Whilst exposure to cold weather can affect anyone, some people are particularly at risk.

This can include, older people (aged 65 years and over), people with long-term health conditions such as respiratory disease or a mental health condition.

There are many reasons for the increased risk of ill-health in cold weather. The NHS has shared out some helpful guidance to keep yourself and those you love warm and well this winter.

Keep your home warm

You should heat your home to a temperature that is comfortable for you. Low indoor temperatures can have a serious impact on your health, especially if you have medical conditions or are older.

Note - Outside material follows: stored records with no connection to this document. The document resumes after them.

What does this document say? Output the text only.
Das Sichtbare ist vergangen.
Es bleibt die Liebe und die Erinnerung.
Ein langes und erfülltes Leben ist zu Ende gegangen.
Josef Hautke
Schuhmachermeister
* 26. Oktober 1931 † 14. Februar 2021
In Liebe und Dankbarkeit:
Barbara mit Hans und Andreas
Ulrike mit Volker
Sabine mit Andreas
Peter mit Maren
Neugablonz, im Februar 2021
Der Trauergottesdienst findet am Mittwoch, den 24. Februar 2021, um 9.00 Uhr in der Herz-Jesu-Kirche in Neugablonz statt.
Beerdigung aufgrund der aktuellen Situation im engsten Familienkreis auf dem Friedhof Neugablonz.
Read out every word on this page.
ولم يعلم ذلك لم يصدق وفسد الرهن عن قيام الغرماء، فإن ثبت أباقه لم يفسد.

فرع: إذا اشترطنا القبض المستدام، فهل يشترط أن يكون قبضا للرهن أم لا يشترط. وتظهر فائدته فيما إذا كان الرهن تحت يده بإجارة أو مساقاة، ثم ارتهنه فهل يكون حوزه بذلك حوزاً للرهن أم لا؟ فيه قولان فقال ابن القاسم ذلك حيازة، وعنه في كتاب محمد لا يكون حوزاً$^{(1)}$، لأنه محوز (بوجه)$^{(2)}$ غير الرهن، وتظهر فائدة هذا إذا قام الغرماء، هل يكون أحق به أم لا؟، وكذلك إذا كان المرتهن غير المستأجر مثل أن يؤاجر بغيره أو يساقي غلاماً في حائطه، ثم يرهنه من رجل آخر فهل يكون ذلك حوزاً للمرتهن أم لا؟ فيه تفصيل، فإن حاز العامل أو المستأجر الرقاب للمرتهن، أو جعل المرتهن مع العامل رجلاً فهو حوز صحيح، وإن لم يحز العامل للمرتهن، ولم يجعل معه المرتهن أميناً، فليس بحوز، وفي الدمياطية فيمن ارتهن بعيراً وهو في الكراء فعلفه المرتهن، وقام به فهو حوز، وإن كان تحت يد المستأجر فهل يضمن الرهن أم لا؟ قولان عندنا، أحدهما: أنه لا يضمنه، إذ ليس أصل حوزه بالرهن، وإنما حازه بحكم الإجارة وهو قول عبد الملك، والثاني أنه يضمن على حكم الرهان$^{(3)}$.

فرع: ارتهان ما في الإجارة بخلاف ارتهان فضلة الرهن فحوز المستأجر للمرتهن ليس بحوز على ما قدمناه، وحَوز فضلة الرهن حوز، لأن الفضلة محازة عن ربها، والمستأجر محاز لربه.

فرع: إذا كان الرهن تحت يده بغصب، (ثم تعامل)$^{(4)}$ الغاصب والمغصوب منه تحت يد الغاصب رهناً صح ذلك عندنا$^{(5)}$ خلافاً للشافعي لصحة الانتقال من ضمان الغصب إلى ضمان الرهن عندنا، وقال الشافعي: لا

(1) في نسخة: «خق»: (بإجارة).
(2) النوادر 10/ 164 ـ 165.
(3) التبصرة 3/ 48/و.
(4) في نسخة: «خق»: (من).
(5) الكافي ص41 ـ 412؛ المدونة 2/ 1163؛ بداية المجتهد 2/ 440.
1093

Simple changes can help to keep you and your home warm. These include:

  • try to heat rooms you spend a lot of time in, such as the living room or bedroom, to at least 18°C if possible
  • try to reduce draughts; you can fit draft excluders around doors cheaply
  • keep your bedroom windows closed at night
  • wear several layers of thinner clothing; this could keep you warmer than one thicker layer

Look after yourself and others

Other people around you, particularly older neighbours, family friends and neighbours, may need extra support during cold weather. To support others you can:

  • keep in touch with them and ask whether they are feeling unwell, or whether they need any practical help
  • if bad weather is forecast, see if they need any help stocking up on food and medication
  • if you are worried about someone else’s health, contact your local pharmacist, your GP or NHS 111, who will all be able to offer advice and support
  • if you think they may have hypothermia, contact NHS 111 for further assessment, and in an emergency dial 999; typical signs that someone may be suffering from hypothermia include shivering, slow breathing, tiredness or confusion, and pale, cold skin

Prepare your home

It is important to make sure that household appliances are safe and working properly as demands on them during the winter are usually greater. To do this you can:

  • have your heating and cooking appliances checked by a Gas Safe® registered engineer to make sure they are working safely
  • have a carbon monoxide alarm (EN 50291 compliant) fitted
  • have things like boiler flues and chimneys checked for blockages and cleared if necessary
  • contact your water and power suppliers to see if you can be on the Priority Services Register, a free support service that helps people in vulnerable situations

Seek financial support

People in financial difficulty may find it more difficult to heat their homes sufficiently. This increases the risk of becoming unwell due to cold exposure. There are grants, benefits and sources of advice available to help you make your home more energy efficientimprove your heating or help manage energy bills. There are also support measures in place to help with the cost of living, especially for those on low incomes. For example, if you claim certain benefits or tax credits, you may be eligible for an extra payment from the government to help with the cost of living. The government has published energy saving tips to help save money on bills.